The power of experimentation isn’t just limited to CRO on web pages. Marketers also use split testing for:
The power of split testing for product and product development teams
Split testing isn’t limited to digital marketing methodology. It can and should be used by product managers and product development teams as to test a new version of any meaningful change they intend to ship.
The power of split testing within product development is in providing a tool for truly user-centric decision-making. Just as once subjective decisions about marketing images or headlines can now be made with data, so too can changes to UX or functionality be made based on user behavior.

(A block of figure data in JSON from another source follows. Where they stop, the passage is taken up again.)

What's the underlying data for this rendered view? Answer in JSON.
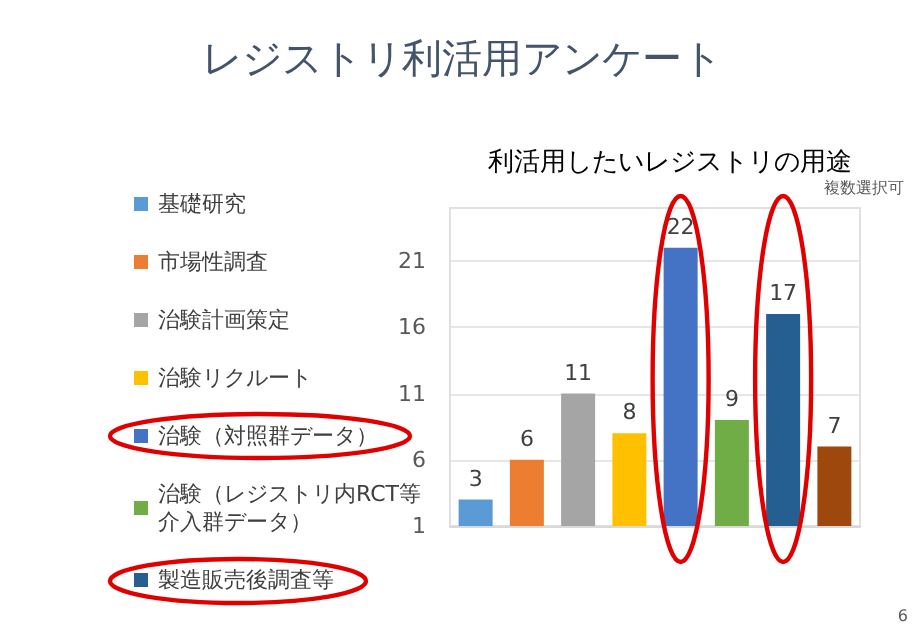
{
  "chart_data": {
    "type": "bar",
    "title": "レジストリ利活用アンケート",
    "subtitle": "利活用したいレジストリの用途",
    "annotations": [
      "複数選択可",
      "6"
    ],
    "categories": [
      null,
      null,
      null,
      null,
      null,
      null,
      null,
      null
    ],
    "series": [
      {
        "name": "基礎研究",
        "color": "#5b9bd5",
        "values": [
          3,
          null,
          null,
          null,
          null,
          null,
          null,
          null
        ]
      },
      {
        "name": "市場性調査",
        "color": "#ed7d31",
        "values": [
          null,
          6,
          null,
          null,
          null,
          null,
          null,
          null
        ]
      },
      {
        "name": "治験計画策定",
        "color": "#a5a5a5",
        "values": [
          null,
          null,
          11,
          null,
          null,
          null,
          null,
          null
        ]
      },
      {
        "name": "治験リクルート",
        "color": "#ffc000",
        "values": [
          null,
          null,
          null,
          8,
          null,
          null,
          null,
          null
        ]
      },
      {
        "name": "治験（対照群データ）",
        "color": "#4472c4",
        "values": [
          null,
          null,
          null,
          null,
          22,
          null,
          null,
          null
        ]
      },
      {
        "name": "治験（レジストリ内RCT等介入群データ）",
        "color": "#70ad47",
        "values": [
          null,
          null,
          null,
          null,
          null,
          9,
          null,
          null
        ]
      },
      {
        "name": "製造販売後調査等",
        "color": "#255e91",
        "values": [
          null,
          null,
          null,
          null,
          null,
          null,
          17,
          null
        ]
      },
      {
        "color": "#9e480e",
        "values": [
          null,
          null,
          null,
          null,
          null,
          null,
          null,
          7
        ]
      }
    ],
    "ylim": [
      1,
      25
    ],
    "yticks": [
      1,
      6,
      11,
      16,
      21
    ],
    "grid": "y",
    "legend": "left",
    "data_labels": true
  }
}
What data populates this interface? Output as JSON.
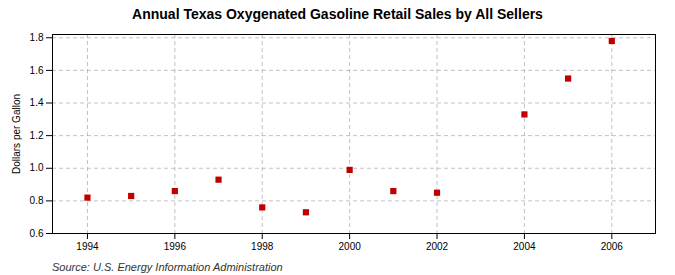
{
  "chart_data": {
    "type": "scatter",
    "title": "Annual Texas Oxygenated Gasoline Retail Sales by All Sellers",
    "ylabel": "Dollars per Gallon",
    "source": "Source: U.S. Energy Information Administration",
    "x": [
      1994,
      1995,
      1996,
      1997,
      1998,
      1999,
      2000,
      2001,
      2002,
      2004,
      2005,
      2006
    ],
    "values": [
      0.82,
      0.83,
      0.86,
      0.93,
      0.76,
      0.73,
      0.99,
      0.86,
      0.85,
      1.33,
      1.55,
      1.78
    ],
    "color": "#c00000",
    "marker": "square",
    "xlim": [
      1993.2,
      2007.0
    ],
    "ylim": [
      0.6,
      1.82
    ],
    "xticks": [
      1994,
      1996,
      1998,
      2000,
      2002,
      2004,
      2006
    ],
    "yticks": [
      0.6,
      0.8,
      {
        "value": 1,
        "label": "1.0"
      },
      1.2,
      1.4,
      1.6,
      1.8
    ],
    "grid": true
  }
}
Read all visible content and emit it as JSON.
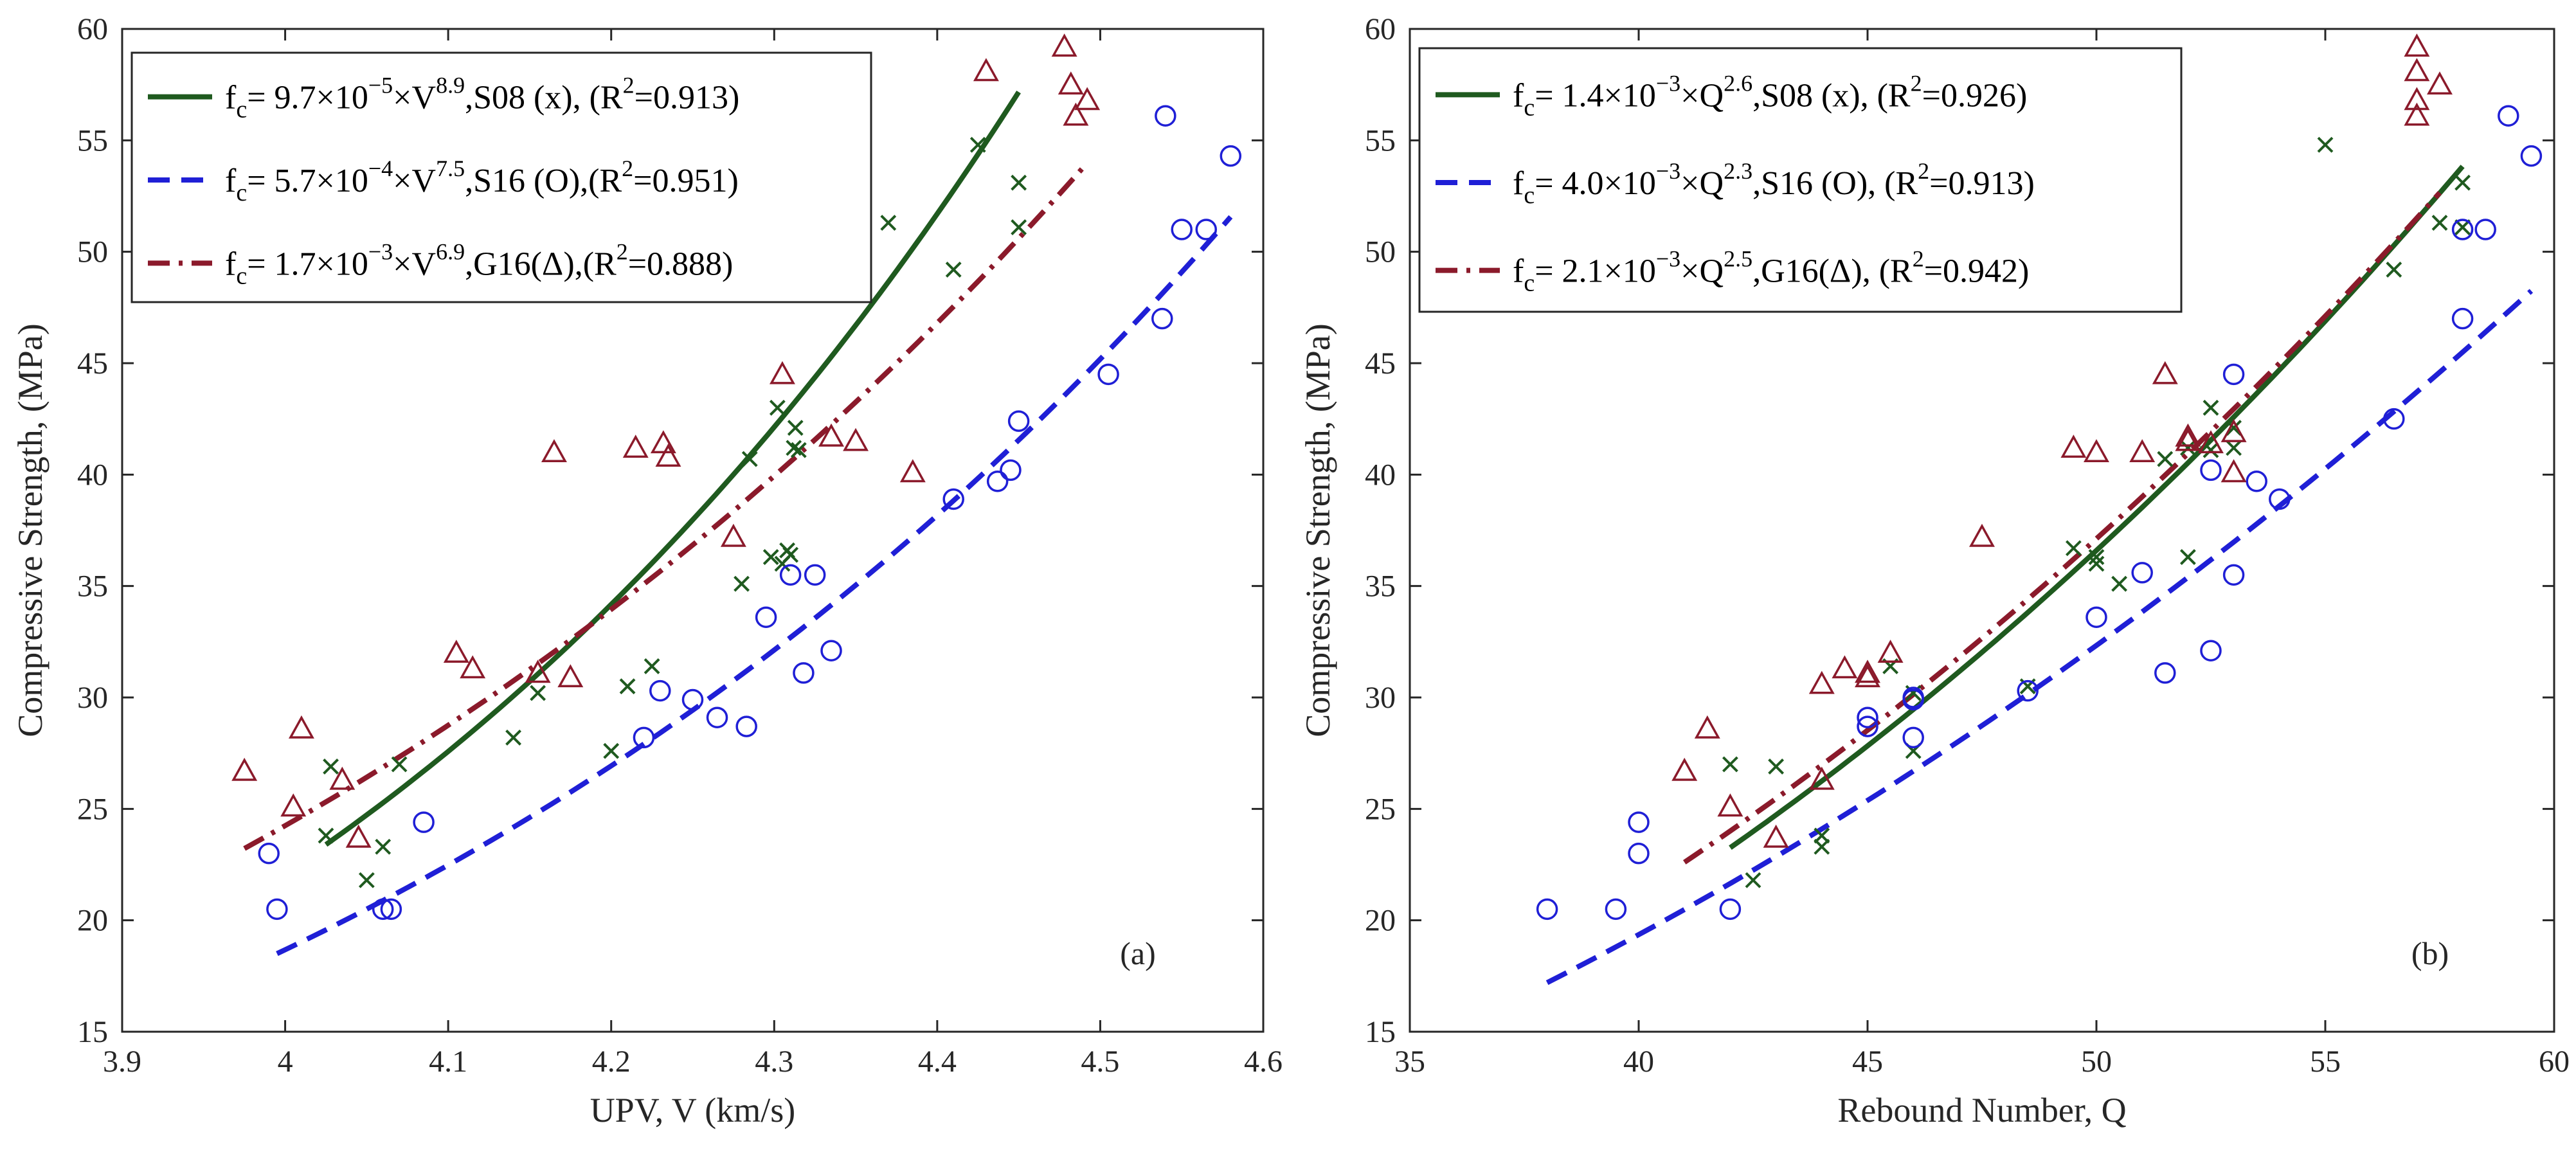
{
  "colors": {
    "s08": "#1f5a1f",
    "s16": "#1f1fd6",
    "g16": "#8b1a2b",
    "axis": "#262626"
  },
  "chart_data": [
    {
      "panel": "(a)",
      "type": "scatter",
      "xlabel": "UPV, V (km/s)",
      "ylabel": "Compressive Strength, (MPa)",
      "xlim": [
        3.9,
        4.6
      ],
      "ylim": [
        15,
        60
      ],
      "xticks": [
        3.9,
        4.0,
        4.1,
        4.2,
        4.3,
        4.4,
        4.5,
        4.6
      ],
      "xtick_labels": [
        "3.9",
        "4",
        "4.1",
        "4.2",
        "4.3",
        "4.4",
        "4.5",
        "4.6"
      ],
      "yticks": [
        15,
        20,
        25,
        30,
        35,
        40,
        45,
        50,
        55,
        60
      ],
      "ytick_labels": [
        "15",
        "20",
        "25",
        "30",
        "35",
        "40",
        "45",
        "50",
        "55",
        "60"
      ],
      "legend_position": "top-left",
      "series": [
        {
          "name": "S08 (x)",
          "marker": "x",
          "color_key": "s08",
          "points": [
            [
              4.025,
              23.8
            ],
            [
              4.028,
              26.9
            ],
            [
              4.05,
              21.8
            ],
            [
              4.06,
              23.3
            ],
            [
              4.07,
              27.0
            ],
            [
              4.14,
              28.2
            ],
            [
              4.155,
              30.2
            ],
            [
              4.2,
              27.6
            ],
            [
              4.21,
              30.5
            ],
            [
              4.225,
              31.4
            ],
            [
              4.28,
              35.1
            ],
            [
              4.285,
              40.7
            ],
            [
              4.298,
              36.3
            ],
            [
              4.302,
              43.0
            ],
            [
              4.305,
              36.0
            ],
            [
              4.308,
              36.6
            ],
            [
              4.31,
              36.4
            ],
            [
              4.312,
              41.2
            ],
            [
              4.313,
              42.1
            ],
            [
              4.315,
              41.1
            ],
            [
              4.37,
              51.3
            ],
            [
              4.41,
              49.2
            ],
            [
              4.425,
              54.8
            ],
            [
              4.45,
              51.1
            ],
            [
              4.45,
              53.1
            ]
          ]
        },
        {
          "name": "S16 (O)",
          "marker": "o",
          "color_key": "s16",
          "points": [
            [
              3.99,
              23.0
            ],
            [
              3.995,
              20.5
            ],
            [
              4.06,
              20.5
            ],
            [
              4.065,
              20.5
            ],
            [
              4.085,
              24.4
            ],
            [
              4.22,
              28.2
            ],
            [
              4.23,
              30.3
            ],
            [
              4.25,
              29.9
            ],
            [
              4.265,
              29.1
            ],
            [
              4.283,
              28.7
            ],
            [
              4.295,
              33.6
            ],
            [
              4.31,
              35.5
            ],
            [
              4.318,
              31.1
            ],
            [
              4.325,
              35.5
            ],
            [
              4.335,
              32.1
            ],
            [
              4.41,
              38.9
            ],
            [
              4.437,
              39.7
            ],
            [
              4.445,
              40.2
            ],
            [
              4.45,
              42.4
            ],
            [
              4.505,
              44.5
            ],
            [
              4.538,
              47.0
            ],
            [
              4.54,
              56.1
            ],
            [
              4.55,
              51.0
            ],
            [
              4.565,
              51.0
            ],
            [
              4.58,
              54.3
            ]
          ]
        },
        {
          "name": "G16 (Δ)",
          "marker": "triangle",
          "color_key": "g16",
          "points": [
            [
              3.975,
              26.7
            ],
            [
              4.005,
              25.1
            ],
            [
              4.01,
              28.6
            ],
            [
              4.035,
              26.3
            ],
            [
              4.045,
              23.7
            ],
            [
              4.105,
              32.0
            ],
            [
              4.115,
              31.3
            ],
            [
              4.155,
              31.1
            ],
            [
              4.165,
              41.0
            ],
            [
              4.175,
              30.9
            ],
            [
              4.215,
              41.2
            ],
            [
              4.232,
              41.4
            ],
            [
              4.235,
              40.8
            ],
            [
              4.275,
              37.2
            ],
            [
              4.305,
              44.5
            ],
            [
              4.335,
              41.7
            ],
            [
              4.35,
              41.5
            ],
            [
              4.385,
              40.1
            ],
            [
              4.43,
              58.1
            ],
            [
              4.478,
              59.2
            ],
            [
              4.482,
              57.5
            ],
            [
              4.485,
              56.1
            ],
            [
              4.492,
              56.8
            ]
          ]
        }
      ],
      "fits": [
        {
          "name": "S08 fit",
          "color_key": "s08",
          "style": "solid",
          "coef": 9.7e-05,
          "exp": 8.9,
          "x_range": [
            4.025,
            4.45
          ]
        },
        {
          "name": "S16 fit",
          "color_key": "s16",
          "style": "dash",
          "coef": 0.00057,
          "exp": 7.5,
          "x_range": [
            3.995,
            4.58
          ]
        },
        {
          "name": "G16 fit",
          "color_key": "g16",
          "style": "dashdot",
          "coef": 0.0017,
          "exp": 6.9,
          "x_range": [
            3.975,
            4.492
          ]
        }
      ],
      "legend": [
        {
          "pre": "f",
          "sub": "c",
          "mid": "= 9.7×10",
          "sup1": "−5",
          "mid2": "×V",
          "sup2": "8.9",
          "post": ",S08 (x), (R",
          "sup3": "2",
          "end": "=0.913)"
        },
        {
          "pre": "f",
          "sub": "c",
          "mid": "= 5.7×10",
          "sup1": "−4",
          "mid2": "×V",
          "sup2": "7.5",
          "post": ",S16 (O),(R",
          "sup3": "2",
          "end": "=0.951)"
        },
        {
          "pre": "f",
          "sub": "c",
          "mid": "= 1.7×10",
          "sup1": "−3",
          "mid2": "×V",
          "sup2": "6.9",
          "post": ",G16(Δ),(R",
          "sup3": "2",
          "end": "=0.888)"
        }
      ]
    },
    {
      "panel": "(b)",
      "type": "scatter",
      "xlabel": "Rebound Number, Q",
      "ylabel": "Compressive Strength, (MPa)",
      "xlim": [
        35,
        60
      ],
      "ylim": [
        15,
        60
      ],
      "xticks": [
        35,
        40,
        45,
        50,
        55,
        60
      ],
      "xtick_labels": [
        "35",
        "40",
        "45",
        "50",
        "55",
        "60"
      ],
      "yticks": [
        15,
        20,
        25,
        30,
        35,
        40,
        45,
        50,
        55,
        60
      ],
      "ytick_labels": [
        "15",
        "20",
        "25",
        "30",
        "35",
        "40",
        "45",
        "50",
        "55",
        "60"
      ],
      "legend_position": "top-left",
      "series": [
        {
          "name": "S08 (x)",
          "marker": "x",
          "color_key": "s08",
          "points": [
            [
              42,
              27.0
            ],
            [
              42.5,
              21.8
            ],
            [
              43,
              26.9
            ],
            [
              44,
              23.8
            ],
            [
              44,
              23.3
            ],
            [
              45.5,
              31.4
            ],
            [
              46,
              27.6
            ],
            [
              46,
              30.2
            ],
            [
              48.5,
              30.5
            ],
            [
              49.5,
              36.7
            ],
            [
              50,
              36.3
            ],
            [
              50,
              36.0
            ],
            [
              50.5,
              35.1
            ],
            [
              51.5,
              40.7
            ],
            [
              52,
              41.2
            ],
            [
              52,
              36.3
            ],
            [
              52.5,
              43.0
            ],
            [
              52.5,
              41.1
            ],
            [
              53,
              41.2
            ],
            [
              53,
              42.1
            ],
            [
              55,
              54.8
            ],
            [
              56.5,
              49.2
            ],
            [
              57.5,
              51.3
            ],
            [
              58,
              53.1
            ],
            [
              58,
              51.1
            ]
          ]
        },
        {
          "name": "S16 (O)",
          "marker": "o",
          "color_key": "s16",
          "points": [
            [
              38,
              20.5
            ],
            [
              39.5,
              20.5
            ],
            [
              40,
              24.4
            ],
            [
              40,
              23.0
            ],
            [
              42,
              20.5
            ],
            [
              45,
              29.1
            ],
            [
              45,
              28.7
            ],
            [
              46,
              28.2
            ],
            [
              46,
              29.9
            ],
            [
              46,
              30.0
            ],
            [
              48.5,
              30.3
            ],
            [
              50,
              33.6
            ],
            [
              51,
              35.6
            ],
            [
              51.5,
              31.1
            ],
            [
              52.5,
              40.2
            ],
            [
              52.5,
              32.1
            ],
            [
              53,
              44.5
            ],
            [
              53,
              35.5
            ],
            [
              53.5,
              39.7
            ],
            [
              54,
              38.9
            ],
            [
              56.5,
              42.5
            ],
            [
              58,
              51.0
            ],
            [
              58,
              47.0
            ],
            [
              58.5,
              51.0
            ],
            [
              59,
              56.1
            ],
            [
              59.5,
              54.3
            ]
          ]
        },
        {
          "name": "G16 (Δ)",
          "marker": "triangle",
          "color_key": "g16",
          "points": [
            [
              41,
              26.7
            ],
            [
              41.5,
              28.6
            ],
            [
              42,
              25.1
            ],
            [
              43,
              23.7
            ],
            [
              44,
              26.3
            ],
            [
              44,
              30.6
            ],
            [
              44.5,
              31.3
            ],
            [
              45,
              31.1
            ],
            [
              45,
              30.9
            ],
            [
              45.5,
              32.0
            ],
            [
              47.5,
              37.2
            ],
            [
              49.5,
              41.2
            ],
            [
              50,
              41.0
            ],
            [
              51,
              41.0
            ],
            [
              51.5,
              44.5
            ],
            [
              52,
              41.7
            ],
            [
              52,
              41.5
            ],
            [
              52.5,
              41.4
            ],
            [
              53,
              40.1
            ],
            [
              53,
              41.9
            ],
            [
              57,
              59.2
            ],
            [
              57,
              58.1
            ],
            [
              57,
              56.8
            ],
            [
              57,
              56.1
            ],
            [
              57.5,
              57.5
            ]
          ]
        }
      ],
      "fits": [
        {
          "name": "S08 fit",
          "color_key": "s08",
          "style": "solid",
          "coef": 0.0014,
          "exp": 2.6,
          "x_range": [
            42,
            58
          ]
        },
        {
          "name": "S16 fit",
          "color_key": "s16",
          "style": "dash",
          "coef": 0.004,
          "exp": 2.3,
          "x_range": [
            38,
            59.5
          ]
        },
        {
          "name": "G16 fit",
          "color_key": "g16",
          "style": "dashdot",
          "coef": 0.0021,
          "exp": 2.5,
          "x_range": [
            41,
            57.5
          ]
        }
      ],
      "legend": [
        {
          "pre": "f",
          "sub": "c",
          "mid": "= 1.4×10",
          "sup1": "−3",
          "mid2": "×Q",
          "sup2": "2.6",
          "post": ",S08 (x),  (R",
          "sup3": "2",
          "end": "=0.926)"
        },
        {
          "pre": "f",
          "sub": "c",
          "mid": "= 4.0×10",
          "sup1": "−3",
          "mid2": "×Q",
          "sup2": "2.3",
          "post": ",S16 (O), (R",
          "sup3": "2",
          "end": "=0.913)"
        },
        {
          "pre": "f",
          "sub": "c",
          "mid": "= 2.1×10",
          "sup1": "−3",
          "mid2": "×Q",
          "sup2": "2.5",
          "post": ",G16(Δ), (R",
          "sup3": "2",
          "end": "=0.942)"
        }
      ]
    }
  ]
}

In addition to keeping the user at the center of the product, experimentation methods like split testing also help you mitigate the risk of making changes by testing them early and continually improving them. They allow you to build, deploy, test, and improve quickly and more importantly communicate appropriately.
You can use split testing for:
- Developing and updating user flows
- Testing the impact of product messaging
- Understanding the demand for a new feature
Best practices for split testing
The split testing process doesn’t need to be complicated or time-consuming. All you need to successfully run a split test is a hypothesis, the correct sample size, and a split-testing tool to collect the data on your behalf.
Once you have these four key elements, you can then refine your experimentation process with best practices:
- Choose specific metrics in your hypothesis: Experiment using specific CRO metrics that matter most to your goals (e.g., bounce rate, user path, click-through rate, form conversions, etc.).
- Keep the focus on your target audience: The best results come from the most relevant data, so be sure you’re targeting the right demographics for your target audience rather than casting a wide net. For website traffic, this means dividing traffic by the most relevant demographic, which may be geographic location, age range, or another pre-defined metric that matters most to you. Within a product, you might segment by user persona, geographic location, or even by selecting power users.
- Aim for the global maximum: Test with the overarching goal of the website or product in mind, not the goals of individual pages or features. Too much focus on one element creates a lopsided effect. For example, endlessly testing a home page without considering other important pages, like product pages, can dramatically impact the user experience by disrupting the user journey from landing on the site to converting. Make testing changes consistently throughout the visitor flow to improve conversions at every step of the process. It helps to build out a template for testing.
- Sample size estimation: When test planning, it is important to know if your test has adequate data to reach any conclusive results.
Habitual testing helps to build a culture of data-informed decision-making that takes into account audience preferences. Each click on a website or action taken within a product is a valuable data point. Conflicting opinions can be put to the test with split testing methodology, and its website visitors and users who should inform the final decision on the "best" design.